Sa vie privée fut celle d’un sage obscur comme sa vie publique est celle d’un sage illustre. Il fut le conseil, l’arbitre, quelquefois même le réformateur de ses amis comme il l’était du public au theâtre. Jamais la considération ne s’est unie plus intimement à la gloire.

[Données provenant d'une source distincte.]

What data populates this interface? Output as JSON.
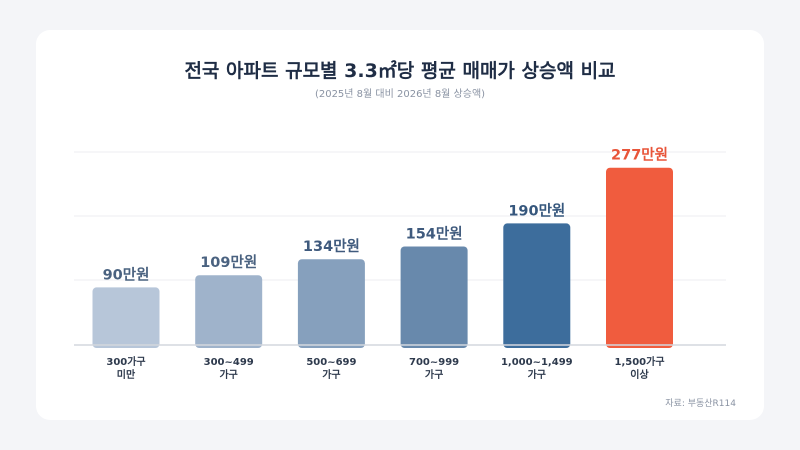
{
  "title": "전국 아파트 규모별 3.3㎡당 평균 매매가 상승액 비교",
  "subtitle": "(2025년 8월 대비 2026년 8월 상승액)",
  "source": "자료: 부동산R114",
  "chart_data": {
    "type": "bar",
    "title": "전국 아파트 규모별 3.3㎡당 평균 매매가 상승액 비교",
    "subtitle": "(2025년 8월 대비 2026년 8월 상승액)",
    "categories": [
      [
        "300가구",
        "미만"
      ],
      [
        "300~499",
        "가구"
      ],
      [
        "500~699",
        "가구"
      ],
      [
        "700~999",
        "가구"
      ],
      [
        "1,000~1,499",
        "가구"
      ],
      [
        "1,500가구",
        "이상"
      ]
    ],
    "values": [
      90,
      109,
      134,
      154,
      190,
      277
    ],
    "value_labels": [
      "90만원",
      "109만원",
      "134만원",
      "154만원",
      "190만원",
      "277만원"
    ],
    "unit": "만원",
    "ylim": [
      0,
      300
    ],
    "grid": true,
    "bar_colors": [
      "#b7c6d9",
      "#9fb3cb",
      "#86a0bd",
      "#6889ac",
      "#3d6d9c",
      "#f05c3e"
    ],
    "label_colors": [
      "#4a6280",
      "#4a6280",
      "#3f5a7d",
      "#3f5a7d",
      "#36577d",
      "#e8553a"
    ]
  }
}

On sait que Molière fut frappé à mort sur le théâtre, en contrefaisant le mort dans le Malade imaginaire, circonstance qui a fourni des épigrammes, tandis que l’événement devait arracher des larmes ; on sait qu’il mourut dans les bras de la piété, et qu’il s’en était rendu digne par sa charité ; il donnait l’hospitalité à deux de ces pauvres religieuses qui viennent quêter à Paris pendant le carême ; elles lui prodiguèrent par devoir et par reconnaissance, les consolations et les soins dans ses derniers moments ; on sait jusqu’à quel point la rigueur de nos usages (qu’il ne s’agit pas ici de juger) fut adoucie en sa faveur à la prière de Louis XIV. Toutes nos réfléxions sur cette rigueur et sur cette indulgence, ne vaudraient pas ce cri énergique de la femme de Molière : quoi ! l’on refuserait un peu de terre à un homme auquel on devrait élever des autels ! juste, mais tardif témoignage que la vanité plus que la douleur de cette femme rendait à un grand homme dont elle avait trahi la tendresse et empoisonné la vie.

Sur quelques particularités concernant l’éducation, le caractère, les talents, etc. de Molière, voyez les articles Boursault, Chapelle, Cotin, Gassendi, Ménage, Regnard, etc.